Triangle centers as functions (Q1328237)

In the Euclidean plane \(\mathbb{R}^ 2\) let be given a triangle \(\Delta A_ 1 A_ 2 A_ 3\) with respective sidelengths \(a_ 1, a_ 2, a_ 3\). By `homogeneous trilinear coordinates' \(x_ 1, x_ 2, x_ 3\) of a point \(X \in \mathbb{R}^ 2\) one understands any triple of real numbers proportional to the directed distances from \(X\) to the sides \(A_ 2 A_ 3\), \(A_ 3 A_ 1\), \(A_ 1 A_ 2\), respectively, of the reference triangle \(\Delta A_ 1 A_ 2 A_ 3\).
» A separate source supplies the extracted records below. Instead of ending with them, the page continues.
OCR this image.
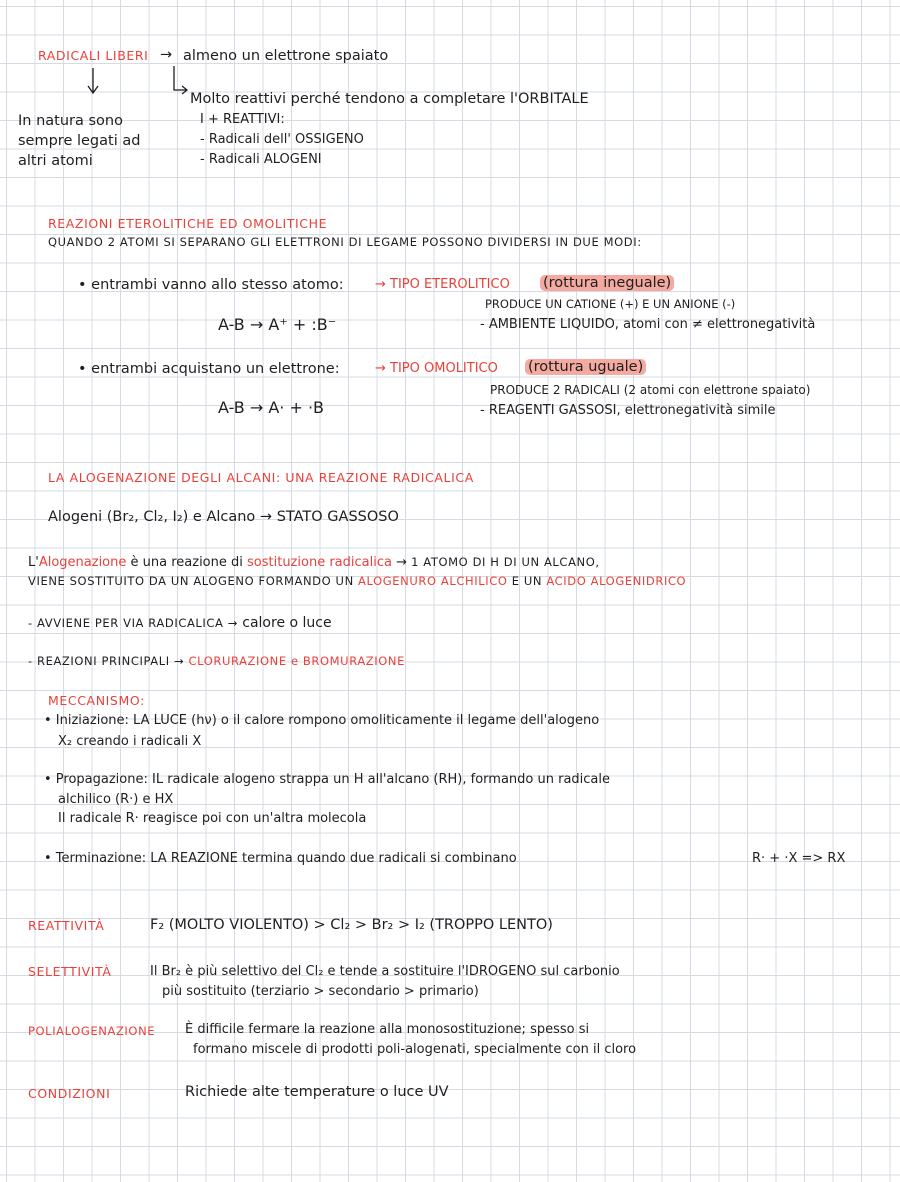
RADICALI LIBERI → almeno un elettrone spaiato
Molto reattivi perché tendono a completare l'ORBITALE
In natura sono
sempre legati ad
altri atomi
I + REATTIVI:
- Radicali dell' OSSIGENO
- Radicali ALOGENI
REAZIONI ETEROLITICHE ED OMOLITICHE
QUANDO 2 ATOMI SI SEPARANO GLI ELETTRONI DI LEGAME POSSONO DIVIDERSI IN DUE MODI:
• entrambi vanno allo stesso atomo: → TIPO ETEROLITICO (rottura ineguale)
PRODUCE UN CATIONE (+) E UN ANIONE (-)
A-B → A⁺ + :B⁻	- AMBIENTE LIQUIDO, atomi con ≠ elettronegatività
• entrambi acquistano un elettrone:	→ TIPO OMOLITICO (rottura uguale)
PRODUCE 2 RADICALI (2 atomi con elettrone spaiato)
A-B → A· + ·B	- REAGENTI GASSOSI, elettronegatività simile
LA ALOGENAZIONE DEGLI ALCANI: UNA REAZIONE RADICALICA
Alogeni (Br₂, Cl₂, I₂) e Alcano → STATO GASSOSO
L'Alogenazione è una reazione di sostituzione radicalica → 1 ATOMO DI H DI UN ALCANO,
VIENE SOSTITUITO DA UN ALOGENO FORMANDO UN ALOGENURO ALCHILICO E UN ACIDO ALOGENIDRICO
- AVVIENE PER VIA RADICALICA → calore o luce
- REAZIONI PRINCIPALI → CLORURAZIONE e BROMURAZIONE
MECCANISMO:
• Iniziazione: LA LUCE (hν) o il calore rompono omoliticamente il legame dell'alogeno
X₂ creando i radicali X
• Propagazione: IL radicale alogeno strappa un H all'alcano (RH), formando un radicale
alchilico (R·) e HX
Il radicale R· reagisce poi con un'altra molecola
• Terminazione: LA REAZIONE termina quando due radicali si combinano	R· + ·X => RX
REATTIVITÀ	F₂ (MOLTO VIOLENTO) > Cl₂ > Br₂ > I₂ (TROPPO LENTO)
SELETTIVITÀ	Il Br₂ è più selettivo del Cl₂ e tende a sostituire l'IDROGENO sul carbonio
più sostituito (terziario > secondario > primario)
POLIALOGENAZIONE È difficile fermare la reazione alla monosostituzione; spesso si
formano miscele di prodotti poli-alogenati, specialmente con il cloro
CONDIZIONI	Richiede alte temperature o luce UV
A point \(Y(y_ 1 : y_ 2 : y_ 3)\) is called a center of \(\Delta A_ 1 A_ 2 A_ 3\) iff there exists a function \(f(x_ 1, x_ 2, x_ 3)\) in \(\mathbb{R}\) which is (F2) symmetric with respect to \(x_ 2, x_ 3\) and (F3) homogeneous of some degree \(n \in \mathbb{N}_ 0\) such that (F1) \(y_ 1 : y_ 2 : y_ 3 = f(a_ 1, a_ 2, a_ 3) : f(a_ 2, a_ 3, a_ 1) : f(a_ 3, a_ 1, a_ 2)\). Examples for such centers are the centroid \((a_ 2a_ 3 : a_ 3a_ 1 : a_ 1a_ 2)\) -- which apparently belongs to \(f(x_ 1,x_ 2,x_ 3) = x_ 2x_ 3\) or, equivalently, to \(f(x_ 1,x_ 2,x_ 3) = 1/x_ 1\) --, the incenter, circumcenter and orthocenter of \(\Delta A_ 1 A_ 2 A_ 3\). A center can be understood as the `value' \(f(a_ 1, a_ 2, a_ 3)\): \(f(a_ 2, a_ 3, a_ 1)\): \(f(a_ 3, a_ 1, a_ 2)\) of an appropriate function \(f\) on the set of all triangles \(\Delta A_ 1 A_ 2 A_ 3\) (each of them being represented by \(a_ 1,a_ 2,a_ 3)\): then, problems about centers lead to functional equations involving \(f\). This idea is applied to several kinds of problems, among them the two- triangle problem \(A_ 1XX_ 1\): For any center \(X\) -- being the value of \(f\) in \(\Delta\)- of a variable triangle \(\Delta = \Delta A_ 1 A_ 2 A_ 3\) let \(X_ 1\) be the value of \(f\) in \(\Delta XA_ 2A_ 3\); for which choices of the center \(X\) (that is, of \(f)\) are the points \(A_ 1,X,X_ 1\) collinear? The author presents an equivalent functional equation for \(f\); among the well-known triangle-centers, only centroid and orthocenter have been found to satisfy the problem.